Il fut un temps où cette ville d'Andalousie comptait parmi les plus grandes du monde, capitale d'un califat où savants juifs, musulmans et chrétiens se côtoyaient dans les mêmes ruelles. Cordoue se rejoint depuis Séville, où accostent les bateaux qui remontent le Guadalquivir : l'excursion d'une journée, en autocar ou en train, figure parmi les temps forts de toute croisière fluviale andalouse, et elle mène droit vers l'un des monuments les plus singuliers d'Europe.

Le pont romain, entrée en matière

L'approche classique se fait par le pont romain, jeté sur le Guadalquivir au 1er siècle avant notre ère. Ses seize arches actuelles portent les pas des visiteurs vers la tour de la Calahorra, porte fortifiée qui gardait jadis l'accès à la cité. Depuis le tablier, la vieille ville se dévoile d'un coup : minarets devenus clochers, murailles ocre et toits serrés qui annoncent la densité des quartiers anciens.

La Mezquita, forêt de colonnes

Rien ne prépare tout à fait à l'entrée dans la mosquée-cathédrale. Sous les arcs bicolores rouge et blanc, 856 colonnes de jaspe, de granit et de marbre s'alignent à perte de vue, et le regard se perd dans cette pénombre rythmée comme une palmeraie de pierre. Le lieu résume l'histoire de la péninsule : temple romain selon la tradition, église wisigothe, puis grande mosquée du califat, enfin cathédrale après la Reconquête, avec une nef Renaissance plantée en plein cœur de la salle de prière. On peut y passer une heure ou trois; les excursions guidées en donnent les clés essentielles.

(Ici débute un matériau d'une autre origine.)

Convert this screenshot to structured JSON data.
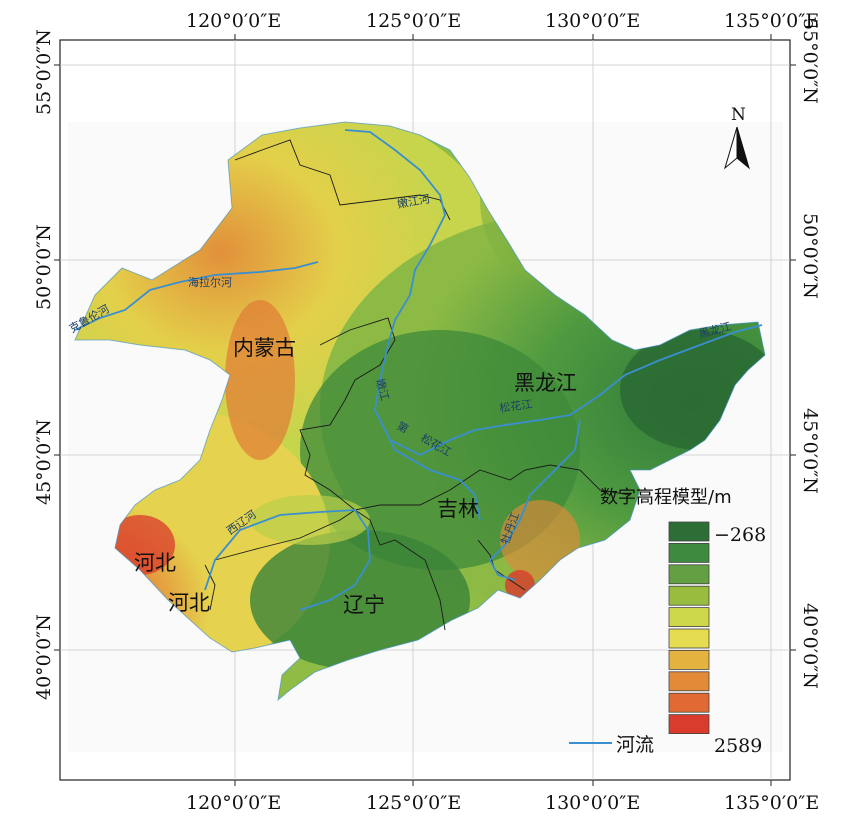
{
  "map": {
    "longitude_labels": [
      "120°0′0″E",
      "125°0′0″E",
      "130°0′0″E",
      "135°0′0″E"
    ],
    "latitude_labels": [
      "55°0′0″N",
      "50°0′0″N",
      "45°0′0″N",
      "40°0′0″N"
    ],
    "north_arrow_label": "N",
    "regions": {
      "neimenggu": "内蒙古",
      "heilongjiang": "黑龙江",
      "jilin": "吉林",
      "liaoning": "辽宁",
      "hebei_1": "河北",
      "hebei_2": "河北"
    },
    "rivers": {
      "keluolun": "克鲁伦河",
      "hailaer": "海拉尔河",
      "nen_top": "嫩江河",
      "nen_mid": "嫩江",
      "songhua_a": "第",
      "songhua_b": "松花江",
      "songhua_c": "松花江",
      "heilong": "黑龙江",
      "xiliao": "西辽河",
      "mudan": "牡丹江"
    },
    "legend": {
      "title": "数字高程模型/m",
      "min_label": "−268",
      "max_label": "2589",
      "river_label": "河流",
      "ramp_colors": [
        "#2c6e35",
        "#3e8a3f",
        "#62a043",
        "#98bd3e",
        "#cdd84a",
        "#e6dc52",
        "#e4b23e",
        "#e28a38",
        "#e16a34",
        "#d93b2c"
      ]
    },
    "colors": {
      "river": "#3a8fd0",
      "boundary": "#1a1a1a",
      "background": "#ffffff"
    }
  }
}
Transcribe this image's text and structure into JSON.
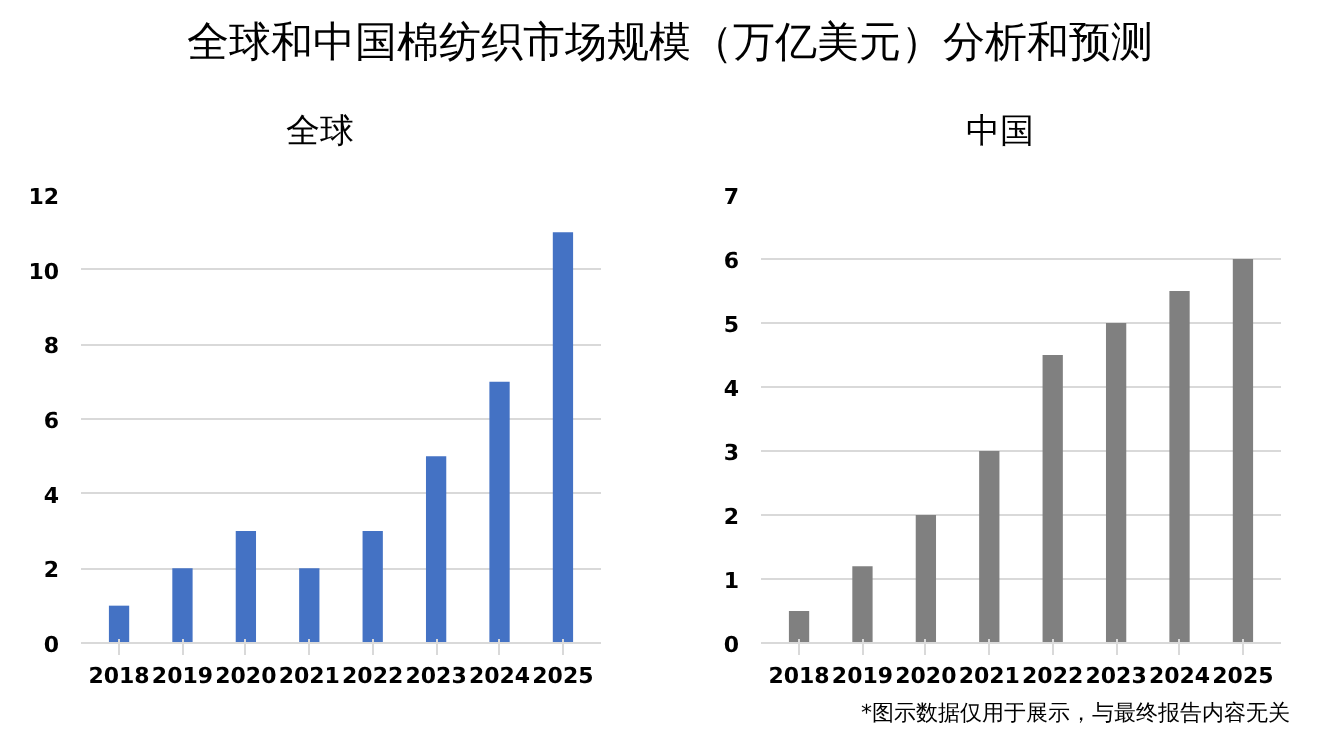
{
  "chart_data": [
    {
      "type": "bar",
      "title": "全球和中国棉纺织市场规模（万亿美元）分析和预测",
      "subtitle": "全球",
      "categories": [
        "2018",
        "2019",
        "2020",
        "2021",
        "2022",
        "2023",
        "2024",
        "2025"
      ],
      "values": [
        1,
        2,
        3,
        2,
        3,
        5,
        7,
        11
      ],
      "color": "#4472c4",
      "ylim": [
        0,
        12
      ],
      "yticks": [
        0,
        2,
        4,
        6,
        8,
        10,
        12
      ],
      "grid": "y",
      "legend": false
    },
    {
      "type": "bar",
      "subtitle": "中国",
      "categories": [
        "2018",
        "2019",
        "2020",
        "2021",
        "2022",
        "2023",
        "2024",
        "2025"
      ],
      "values": [
        0.5,
        1.2,
        2,
        3,
        4.5,
        5,
        5.5,
        6
      ],
      "color": "#808080",
      "ylim": [
        0,
        7
      ],
      "yticks": [
        0,
        1,
        2,
        3,
        4,
        5,
        6,
        7
      ],
      "grid": "y",
      "legend": false,
      "annotations": [
        "*图示数据仅用于展示，与最终报告内容无关"
      ]
    }
  ]
}
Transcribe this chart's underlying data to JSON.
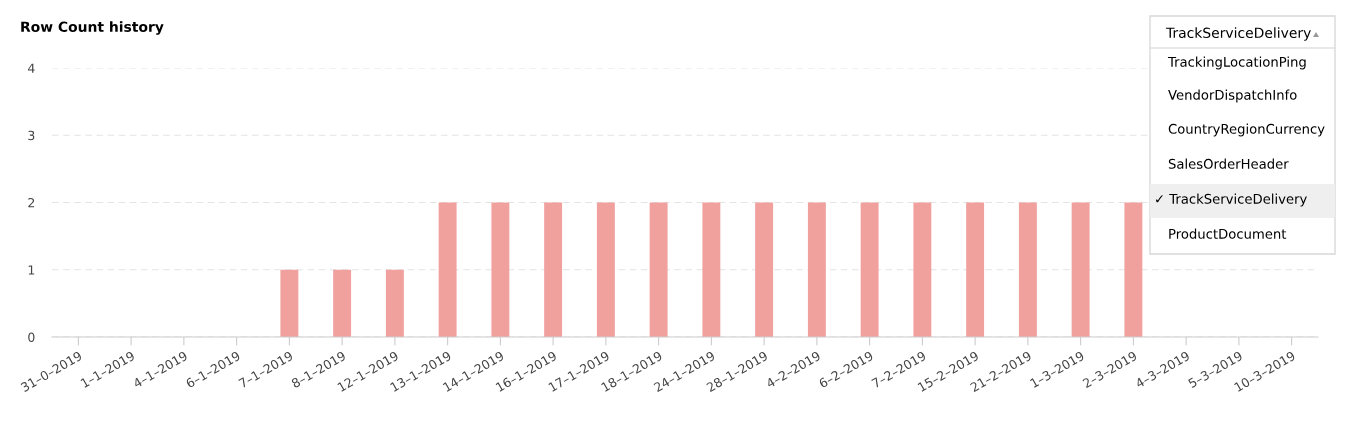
{
  "chart_data": {
    "type": "bar",
    "title": "Row Count history",
    "categories": [
      "31–0–2019",
      "1–1–2019",
      "4–1–2019",
      "6–1–2019",
      "7–1–2019",
      "8–1–2019",
      "12–1–2019",
      "13–1–2019",
      "14–1–2019",
      "16–1–2019",
      "17–1–2019",
      "18–1–2019",
      "24–1–2019",
      "28–1–2019",
      "4–2–2019",
      "6–2–2019",
      "7–2–2019",
      "15–2–2019",
      "21–2–2019",
      "1–3–2019",
      "2–3–2019",
      "4–3–2019",
      "5–3–2019",
      "10–3–2019"
    ],
    "values": [
      0,
      0,
      0,
      0,
      1,
      1,
      1,
      2,
      2,
      2,
      2,
      2,
      2,
      2,
      2,
      2,
      2,
      2,
      2,
      2,
      2,
      null,
      null,
      null
    ],
    "color": "#f0a19e",
    "ylim": [
      0,
      4
    ],
    "yticks": [
      0,
      1,
      2,
      3,
      4
    ],
    "grid": "y",
    "annotations": [
      "TrackServiceDelivery",
      "TrackingLocationPing",
      "VendorDispatchInfo",
      "CountryRegionCurrency",
      "SalesOrderHeader",
      "✓ TrackServiceDelivery",
      "ProductDocument"
    ]
  }
}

La Judería, mémoire des trois cultures

Au sortir de la Mezquita, les ruelles blanches de la Judería enserrent le visiteur de leurs murs chaulés et de leurs balcons fleuris de géraniums. La synagogue de 1315, l'une des trois synagogues médiévales encore debout en Espagne, tient dans une salle minuscule aux stucs délicats. Les places s'enchaînent, les boutiques d'artisanat du cuir succèdent aux bars à tapas, et l'on comprend vite pourquoi les Cordouans vivent dehors : l'ombre des venelles garde la fraîcheur même au fort de l'été andalou.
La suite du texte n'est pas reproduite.